The Neanderthal notion that women should be barred simply because they are women is as absurd as it is asinine.
How can any club in 2015 justify excluding members based only on their gender?
On what parallel universe is it OK for women of the calibre of Marilyn Warren, Chief Justice of Victoria, and Linda Dessau, Governor of Victoria, to be deemed unworthy of joining the Melbourne Club, Australian Club, Athenaeum Club or Savage Club?
Indeed, as Justice Chris Maxwell points out, this is “the first time in Victorian history that the Chief Justice of the Supreme Court has not been offered membership of any of these clubs simply because she is a woman”.
Incredibly one club, displaying an extraordinary amount of chutzpah, asked Chief Justice Warren to speak at their exclusive fraternity despite failing to offer her admission into their ranks as a member.
Justice Maxwell should be applauded for taking a principled stand and refusing an invitation to speak at an all-male club.
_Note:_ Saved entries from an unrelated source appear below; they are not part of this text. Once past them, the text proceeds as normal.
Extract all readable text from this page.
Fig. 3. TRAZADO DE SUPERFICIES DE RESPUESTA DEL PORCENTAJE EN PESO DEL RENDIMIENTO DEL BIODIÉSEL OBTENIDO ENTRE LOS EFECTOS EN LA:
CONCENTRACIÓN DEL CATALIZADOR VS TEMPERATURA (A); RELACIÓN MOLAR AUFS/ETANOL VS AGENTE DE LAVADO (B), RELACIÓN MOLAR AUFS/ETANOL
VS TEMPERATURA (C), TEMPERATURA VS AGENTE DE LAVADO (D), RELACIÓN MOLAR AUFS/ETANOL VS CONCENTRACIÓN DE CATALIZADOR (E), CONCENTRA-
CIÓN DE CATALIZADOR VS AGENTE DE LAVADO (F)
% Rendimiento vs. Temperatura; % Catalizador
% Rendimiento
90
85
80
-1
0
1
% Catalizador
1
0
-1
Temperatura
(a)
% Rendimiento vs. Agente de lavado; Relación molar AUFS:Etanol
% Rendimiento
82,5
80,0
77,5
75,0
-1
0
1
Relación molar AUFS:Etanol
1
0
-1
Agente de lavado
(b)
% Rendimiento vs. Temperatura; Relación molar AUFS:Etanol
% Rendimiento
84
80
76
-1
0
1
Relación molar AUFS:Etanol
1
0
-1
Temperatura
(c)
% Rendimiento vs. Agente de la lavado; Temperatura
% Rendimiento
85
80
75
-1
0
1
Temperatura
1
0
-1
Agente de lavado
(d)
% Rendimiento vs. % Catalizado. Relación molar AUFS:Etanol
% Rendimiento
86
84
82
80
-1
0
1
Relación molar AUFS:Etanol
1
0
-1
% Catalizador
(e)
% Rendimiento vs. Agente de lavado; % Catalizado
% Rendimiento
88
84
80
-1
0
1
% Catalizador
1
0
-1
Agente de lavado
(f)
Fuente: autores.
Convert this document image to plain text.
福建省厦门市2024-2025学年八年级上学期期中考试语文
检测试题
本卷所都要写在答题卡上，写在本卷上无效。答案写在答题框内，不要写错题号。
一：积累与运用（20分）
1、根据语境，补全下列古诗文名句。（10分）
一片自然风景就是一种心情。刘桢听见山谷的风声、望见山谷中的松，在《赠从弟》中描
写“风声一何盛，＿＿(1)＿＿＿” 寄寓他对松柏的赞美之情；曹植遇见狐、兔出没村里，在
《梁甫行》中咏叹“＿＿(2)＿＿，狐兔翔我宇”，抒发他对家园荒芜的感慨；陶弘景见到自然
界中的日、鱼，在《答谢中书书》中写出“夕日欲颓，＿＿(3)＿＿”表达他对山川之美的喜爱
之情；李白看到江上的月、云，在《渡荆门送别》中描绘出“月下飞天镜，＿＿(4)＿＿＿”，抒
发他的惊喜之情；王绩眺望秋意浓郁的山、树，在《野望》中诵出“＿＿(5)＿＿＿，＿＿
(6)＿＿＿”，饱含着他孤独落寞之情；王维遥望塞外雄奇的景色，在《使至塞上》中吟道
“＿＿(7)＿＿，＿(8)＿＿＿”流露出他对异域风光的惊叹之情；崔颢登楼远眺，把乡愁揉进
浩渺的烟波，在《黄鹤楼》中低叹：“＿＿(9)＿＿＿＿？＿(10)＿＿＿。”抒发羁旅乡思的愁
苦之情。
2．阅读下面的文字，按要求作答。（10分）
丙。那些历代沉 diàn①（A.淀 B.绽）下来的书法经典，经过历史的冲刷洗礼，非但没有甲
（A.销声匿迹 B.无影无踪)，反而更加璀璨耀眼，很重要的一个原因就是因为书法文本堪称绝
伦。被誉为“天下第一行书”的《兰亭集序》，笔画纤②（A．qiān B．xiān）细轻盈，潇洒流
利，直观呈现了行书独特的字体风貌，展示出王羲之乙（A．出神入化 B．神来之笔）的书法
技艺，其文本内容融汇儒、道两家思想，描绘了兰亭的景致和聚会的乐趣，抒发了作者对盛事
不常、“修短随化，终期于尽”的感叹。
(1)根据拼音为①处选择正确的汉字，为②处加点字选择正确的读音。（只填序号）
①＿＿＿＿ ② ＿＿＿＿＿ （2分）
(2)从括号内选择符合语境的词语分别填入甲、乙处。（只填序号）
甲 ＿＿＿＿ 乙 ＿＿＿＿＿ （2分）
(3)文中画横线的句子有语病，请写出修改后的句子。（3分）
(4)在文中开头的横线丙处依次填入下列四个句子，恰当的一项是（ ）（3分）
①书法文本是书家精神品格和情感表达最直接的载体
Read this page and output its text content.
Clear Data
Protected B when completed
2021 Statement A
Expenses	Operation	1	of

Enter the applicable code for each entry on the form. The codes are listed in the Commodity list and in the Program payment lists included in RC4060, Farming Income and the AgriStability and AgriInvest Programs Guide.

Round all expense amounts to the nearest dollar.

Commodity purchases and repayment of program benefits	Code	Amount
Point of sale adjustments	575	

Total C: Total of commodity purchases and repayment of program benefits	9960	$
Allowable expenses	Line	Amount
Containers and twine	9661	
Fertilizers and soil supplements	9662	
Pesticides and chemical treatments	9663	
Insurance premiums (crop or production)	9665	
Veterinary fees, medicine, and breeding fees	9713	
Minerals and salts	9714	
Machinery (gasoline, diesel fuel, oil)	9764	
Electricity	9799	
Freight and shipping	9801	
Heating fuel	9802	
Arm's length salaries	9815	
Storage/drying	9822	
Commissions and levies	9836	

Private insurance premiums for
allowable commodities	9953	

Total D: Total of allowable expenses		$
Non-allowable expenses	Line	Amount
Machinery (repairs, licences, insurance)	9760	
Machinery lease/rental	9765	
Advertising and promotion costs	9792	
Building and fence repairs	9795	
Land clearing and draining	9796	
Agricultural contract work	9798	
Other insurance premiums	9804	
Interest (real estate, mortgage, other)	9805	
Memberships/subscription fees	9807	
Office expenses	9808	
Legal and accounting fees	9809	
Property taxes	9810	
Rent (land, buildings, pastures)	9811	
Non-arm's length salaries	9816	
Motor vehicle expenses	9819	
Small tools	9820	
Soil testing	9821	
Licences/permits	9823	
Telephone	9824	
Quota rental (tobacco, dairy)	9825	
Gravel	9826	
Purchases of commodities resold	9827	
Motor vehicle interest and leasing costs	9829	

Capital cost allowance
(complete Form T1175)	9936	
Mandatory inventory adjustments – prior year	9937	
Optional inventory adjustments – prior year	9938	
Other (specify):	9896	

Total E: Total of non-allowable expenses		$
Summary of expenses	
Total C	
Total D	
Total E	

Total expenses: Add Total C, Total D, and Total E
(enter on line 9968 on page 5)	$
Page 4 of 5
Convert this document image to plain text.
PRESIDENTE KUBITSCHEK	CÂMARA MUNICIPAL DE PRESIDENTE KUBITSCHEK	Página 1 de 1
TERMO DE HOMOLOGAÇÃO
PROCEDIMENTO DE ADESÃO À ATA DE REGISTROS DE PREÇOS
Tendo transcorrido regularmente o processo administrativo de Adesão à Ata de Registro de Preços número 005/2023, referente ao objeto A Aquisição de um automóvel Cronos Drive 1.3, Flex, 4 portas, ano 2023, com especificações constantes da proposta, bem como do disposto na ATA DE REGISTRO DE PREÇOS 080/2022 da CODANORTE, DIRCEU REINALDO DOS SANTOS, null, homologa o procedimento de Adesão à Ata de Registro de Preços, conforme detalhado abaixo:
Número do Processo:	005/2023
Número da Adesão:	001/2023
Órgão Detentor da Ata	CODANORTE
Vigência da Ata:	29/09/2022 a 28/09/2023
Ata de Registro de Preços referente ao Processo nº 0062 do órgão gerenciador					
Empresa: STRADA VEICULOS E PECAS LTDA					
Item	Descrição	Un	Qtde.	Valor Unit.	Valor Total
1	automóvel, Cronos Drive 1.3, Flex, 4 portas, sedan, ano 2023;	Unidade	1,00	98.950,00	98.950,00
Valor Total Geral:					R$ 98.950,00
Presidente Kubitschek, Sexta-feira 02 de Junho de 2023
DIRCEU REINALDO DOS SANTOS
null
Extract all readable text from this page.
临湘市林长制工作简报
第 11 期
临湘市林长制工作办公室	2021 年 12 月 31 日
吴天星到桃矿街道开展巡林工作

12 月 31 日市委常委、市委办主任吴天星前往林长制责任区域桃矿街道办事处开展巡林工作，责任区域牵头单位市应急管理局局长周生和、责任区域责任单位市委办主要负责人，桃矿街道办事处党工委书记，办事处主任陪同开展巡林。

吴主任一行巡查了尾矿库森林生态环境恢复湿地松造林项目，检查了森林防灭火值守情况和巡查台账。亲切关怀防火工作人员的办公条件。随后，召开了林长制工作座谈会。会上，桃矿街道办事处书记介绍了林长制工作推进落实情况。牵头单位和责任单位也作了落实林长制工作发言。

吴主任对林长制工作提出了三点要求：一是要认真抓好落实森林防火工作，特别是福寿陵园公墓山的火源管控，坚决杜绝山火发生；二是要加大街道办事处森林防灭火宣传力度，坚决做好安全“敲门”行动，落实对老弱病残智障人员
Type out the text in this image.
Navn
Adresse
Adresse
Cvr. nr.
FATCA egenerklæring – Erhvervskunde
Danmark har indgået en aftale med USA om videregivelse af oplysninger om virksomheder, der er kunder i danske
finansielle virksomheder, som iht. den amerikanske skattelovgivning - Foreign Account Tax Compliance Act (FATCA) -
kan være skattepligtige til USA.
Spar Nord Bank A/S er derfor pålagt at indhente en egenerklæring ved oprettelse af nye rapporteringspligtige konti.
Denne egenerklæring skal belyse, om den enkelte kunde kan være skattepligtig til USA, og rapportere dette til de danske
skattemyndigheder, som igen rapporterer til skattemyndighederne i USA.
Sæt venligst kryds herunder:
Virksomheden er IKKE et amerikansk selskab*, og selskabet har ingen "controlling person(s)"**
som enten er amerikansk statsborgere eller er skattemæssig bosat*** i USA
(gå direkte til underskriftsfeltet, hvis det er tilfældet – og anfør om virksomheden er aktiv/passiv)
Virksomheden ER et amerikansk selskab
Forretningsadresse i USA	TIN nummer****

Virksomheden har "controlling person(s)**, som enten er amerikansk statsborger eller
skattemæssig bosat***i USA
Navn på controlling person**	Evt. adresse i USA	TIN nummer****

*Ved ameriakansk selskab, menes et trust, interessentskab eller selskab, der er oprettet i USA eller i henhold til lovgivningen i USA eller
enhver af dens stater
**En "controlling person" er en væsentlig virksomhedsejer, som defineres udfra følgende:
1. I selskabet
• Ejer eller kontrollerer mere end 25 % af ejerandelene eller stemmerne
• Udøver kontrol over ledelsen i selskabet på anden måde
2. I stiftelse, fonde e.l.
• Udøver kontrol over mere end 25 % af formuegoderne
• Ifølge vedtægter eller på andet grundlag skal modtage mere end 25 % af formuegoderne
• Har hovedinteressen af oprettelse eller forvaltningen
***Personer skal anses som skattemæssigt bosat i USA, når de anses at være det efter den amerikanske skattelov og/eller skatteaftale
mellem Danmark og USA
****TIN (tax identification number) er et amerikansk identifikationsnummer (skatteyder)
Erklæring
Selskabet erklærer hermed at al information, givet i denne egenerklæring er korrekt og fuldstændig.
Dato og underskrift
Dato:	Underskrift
It would be refreshing to see the members of these clubs show similar strength of character and demand change at their tired old institutions.
It’s perfectly okay for clubs to be discerning in determining who they admit, but discriminating against potential members based on their gender, race, religion or sexual preference is not only antediluvian, it’s offensively foolish.
Surely these archaic institutions recognise that they would benefit greatly from having accomplished women join their ageing ranks.
Six years ago a Labor-dominated parliamentary committee failed to bring the exclusive male-only clubs into line and force them to comply with Victoria’s anti-discrimination laws.
The comparison between these men-only societies, and gyms and pools that cater only to women, is one that is often made but it’s a fatuous argument.
It’s clear why some women prefer female-only gyms; they do not want to be leered at by testosterone-filled men.
One wonders what possible objection the old fossils at gentlemen’s clubs have against the presence of women.
Do they expect we’ll disturb their peace by cackling like maddened shrews? Or that the atmosphere will be thick with French perfume?
Surely any learned man worthy of membership to a select club would welcome the presence of equally capable women.
Modernisation need not mean a lowering of standards.
In fact, by doubling the pool of potential members, it will mean a far better class of person will join the erudite ranks of our city’s most exclusive clubs.